## Introduction to Spacy

<b>spaCy</b> is a framework for NLP written in Cython and super fast when compared to NLTK framwork

#### Advantages:
1. Super fast
2. Its accurate
3. Pretrained word vectors
4. Beautiful visualizations
5. It also has its own DL framwork for NLP tasks

#### Installation:
pip install -U spaCy

#### Note:
Notice that the installation doesn’t automatically download the English model. We need to do that ourselves.

In [3]:
# How to get index of a word in spacy
import spacy
nlp = spacy.load('en') # Load the english model
doc = nlp('Hello     world!')
for token in doc:
    print('"' + token.text + '"', token.idx)



    Only loading the 'en' tokenizer.

"Hello" 0
"    " 6
"world" 10
"!" 15


In [4]:
# here Token class exposes a lot of word-level attributes. Here are a few examples:
doc = nlp("Next week I'll   be in Madrid.")
for token in doc:
    print("{0}\t{1}\t{2}\t{3}\t{4}\t{5}\t{6}\t{7}".format(
        token.text,
        token.idx,
        token.lemma_,
        token.is_punct,
        token.is_space,
        token.shape_,
        token.pos_,
        token.tag_
    ))

Next	0		False	False	Xxxx		
week	5		False	False	xxxx		
I	10	-PRON-	False	False	X	PRON	PRP
'll	11	will	False	False	'xx	VERB	MD
  	15		False	True	  		
be	17		False	False	xx		
in	20		False	False	xx		
Madrid	23		False	False	Xxxxx		
.	29		True	False	.		


In [5]:
# Sentence detection
import spacy
import en_core_web_sm

nlp = en_core_web_sm.load()
r = nlp(u'This is a sentence. This is another one. And this is a third, for good measure.' )
for s in r.sents:
    print(s)

This is a sentence.
This is another one.
And this is a third, for good measure.


In [6]:
# Part Of Speech Tagging
doc = nlp("Next week I'll be in Madrid.")
print([(token.text, token.tag_) for token in doc])

[('Next', 'JJ'), ('week', 'NN'), ('I', 'PRP'), ("'ll", 'MD'), ('be', 'VB'), ('in', 'IN'), ('Madrid', 'NNP'), ('.', '.')]


### Named Entity Recognition:
Doing NER with spaCy is super easy and the pretrained model performs pretty well:

Spacy consists of a fast entity recognition model which is capable of identifying entitiy phrases from the document.
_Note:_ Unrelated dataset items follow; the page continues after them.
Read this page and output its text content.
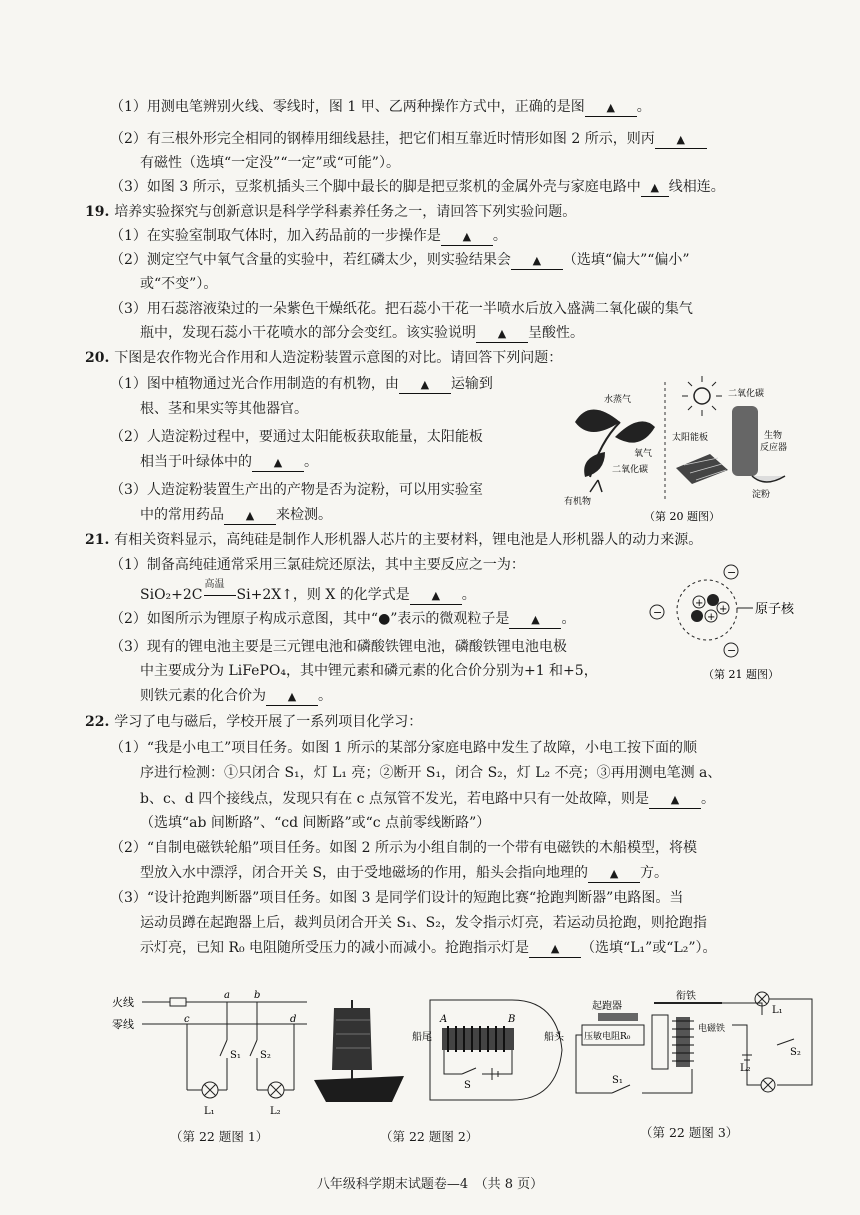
（1）用测电笔辨别火线、零线时，图 1 甲、乙两种操作方式中，正确的是图 ▲ 。
（2）有三根外形完全相同的钢棒用细线悬挂，把它们相互靠近时情形如图 2 所示，则丙 ▲
有磁性（选填“一定没”“一定”或“可能”）。
（3）如图 3 所示，豆浆机插头三个脚中最长的脚是把豆浆机的金属外壳与家庭电路中 ▲ 线相连。
19. 培养实验探究与创新意识是科学学科素养任务之一，请回答下列实验问题。
（1）在实验室制取气体时，加入药品前的一步操作是 ▲ 。
（2）测定空气中氧气含量的实验中，若红磷太少，则实验结果会 ▲ （选填“偏大”“偏小”
或“不变”）。
（3）用石蕊溶液染过的一朵紫色干燥纸花。把石蕊小干花一半喷水后放入盛满二氧化碳的集气
瓶中，发现石蕊小干花喷水的部分会变红。该实验说明 ▲ 呈酸性。
20. 下图是农作物光合作用和人造淀粉装置示意图的对比。请回答下列问题：
（1）图中植物通过光合作用制造的有机物，由 ▲ 运输到
根、茎和果实等其他器官。
（2）人造淀粉过程中，要通过太阳能板获取能量，太阳能板
相当于叶绿体中的 ▲ 。
（3）人造淀粉装置生产出的产物是否为淀粉，可以用实验室
中的常用药品 ▲ 来检测。
水蒸气
氧气
二氧化碳
有机物
二氧化碳
太阳能板	生物
反应器
淀粉
（第 20 题图）
21. 有相关资料显示，高纯硅是制作人形机器人芯片的主要材料，锂电池是人形机器人的动力来源。
（1）制备高纯硅通常采用三氯硅烷还原法，其中主要反应之一为：
SiO₂+2C
高温
Si+2X↑，则 X 的化学式是 ▲ 。
（2）如图所示为锂原子构成示意图，其中“●”表示的微观粒子是 ▲ 。
（3）现有的锂电池主要是三元锂电池和磷酸铁锂电池，磷酸铁锂电池电极
中主要成分为 LiFePO₄，其中锂元素和磷元素的化合价分别为+1 和+5，
则铁元素的化合价为 ▲ 。
+
+
+
−
−
−
原子核
（第 21 题图）
22. 学习了电与磁后，学校开展了一系列项目化学习：
（1）“我是小电工”项目任务。如图 1 所示的某部分家庭电路中发生了故障，小电工按下面的顺
序进行检测：①只闭合 S₁，灯 L₁ 亮；②断开 S₁，闭合 S₂，灯 L₂ 不亮；③再用测电笔测 a、
b、c、d 四个接线点，发现只有在 c 点氖管不发光，若电路中只有一处故障，则是 ▲ 。
（选填“ab 间断路”、“cd 间断路”或“c 点前零线断路”）
（2）“自制电磁铁轮船”项目任务。如图 2 所示为小组自制的一个带有电磁铁的木船模型，将模
型放入水中漂浮，闭合开关 S，由于受地磁场的作用，船头会指向地理的 ▲ 方。
（3）“设计抢跑判断器”项目任务。如图 3 是同学们设计的短跑比赛“抢跑判断器”电路图。当
运动员蹲在起跑器上后，裁判员闭合开关 S₁、S₂，发令指示灯亮，若运动员抢跑，则抢跑指
示灯亮，已知 R₀ 电阻随所受压力的减小而减小。抢跑指示灯是 ▲ （选填“L₁”或“L₂”）。
火线
零线
a b
c	d
S₁ S₂
L₁	L₂
（第 22 题图 1）
船尾	船头
A	B
S
（第 22 题图 2）
起跑器
衔铁
压敏电阻R₀
电磁铁
S₁
L₁
S₂
L₂
（第 22 题图 3）
八年级科学期末试题卷—4　（共 8 页）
Entities can be of different types, such as – person, location, organization, dates, numerals, etc. These entities can be accessed through “.ents” property.

In [7]:
doc = nlp("I just bought 2 shares at 9 a.m. because the stock went up 30% in just 2 days according to the WSJ")
for ent in doc.ents:
    print(ent.text, ent.label_)
 
# Next week DATE
# Madrid GPE

2 CARDINAL
9 a.m. because the stock went up 30% in just 2 days according to the WSJ TIME


### Dependency Parsing

In [8]:
doc = nlp('Wall Street Journal just published an interesting piece on crypto currencies')
 
for token in doc:
    print("{0}/{1} <--{2}-- {3}/{4}".format(
        token.text, token.tag_, token.dep_, token.head.text, token.head.tag_))
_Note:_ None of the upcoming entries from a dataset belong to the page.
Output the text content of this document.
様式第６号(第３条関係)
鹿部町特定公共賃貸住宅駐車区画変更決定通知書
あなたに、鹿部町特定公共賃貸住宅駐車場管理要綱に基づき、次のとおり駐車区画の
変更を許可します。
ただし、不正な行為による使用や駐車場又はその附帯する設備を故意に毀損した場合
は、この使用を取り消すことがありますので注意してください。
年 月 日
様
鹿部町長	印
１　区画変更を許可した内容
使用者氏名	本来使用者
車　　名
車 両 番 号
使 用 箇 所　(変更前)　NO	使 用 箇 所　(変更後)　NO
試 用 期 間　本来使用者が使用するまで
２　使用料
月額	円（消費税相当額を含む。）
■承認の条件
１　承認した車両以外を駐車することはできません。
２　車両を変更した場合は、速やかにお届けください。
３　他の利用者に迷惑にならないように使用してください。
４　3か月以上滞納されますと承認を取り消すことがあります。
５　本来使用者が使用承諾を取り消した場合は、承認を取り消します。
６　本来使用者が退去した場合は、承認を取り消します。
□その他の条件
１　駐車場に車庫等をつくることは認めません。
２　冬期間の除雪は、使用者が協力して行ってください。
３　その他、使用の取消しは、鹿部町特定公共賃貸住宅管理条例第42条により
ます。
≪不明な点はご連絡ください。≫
Wall/NNP <--compound-- Journal/NNP
Street/NNP <--compound-- Journal/NNP
Journal/NNP <--nsubj-- published/VBD
just/RB <--advmod-- published/VBD
published/VBD <--ROOT-- published/VBD
an/DT <--det-- piece/NN
interesting/JJ <--amod-- piece/NN
piece/NN <--dobj-- published/VBD
on/IN <--prep-- piece/NN
crypto/JJ <--amod-- currencies/NNS
currencies/NNS <--pobj-- on/IN


### Word Vectors
The vectors are attached to spaCy objects: Token, Lexeme (a sort of unnatached token, part of the vocabulary), Span and Doc. The multi-token objects average its constituent vectors.

<b>Few properties word vectors have:</b>

1. If two words are similar, they appear in similar contexts
2. Word vectors are computed taking into account the context (surrounding words)
3. Given the two previous observations, similar words should have similar word vectors
4. Using vectors we can derive relationships between words

### Computing similarity
It is able to compute the similarity between words.(Token, Span, Doc and Lexeme.)

### Spacy Architecture
The entire spaCy architecture is built upon three building blocks: Document (the big encompassing container), Token(most of the time, a word) and Span (set of consecutive Tokens). 

### Deep Learning
spaCy is the best way to prepare text for deep learning. It interoperates seamlessly with TensorFlow, PyTorch, scikit-learn, Gensim and the rest of Python's awesome AI ecosystem. With spaCy, you can easily construct linguistically sophisticated statistical models for a variety of NLP problems.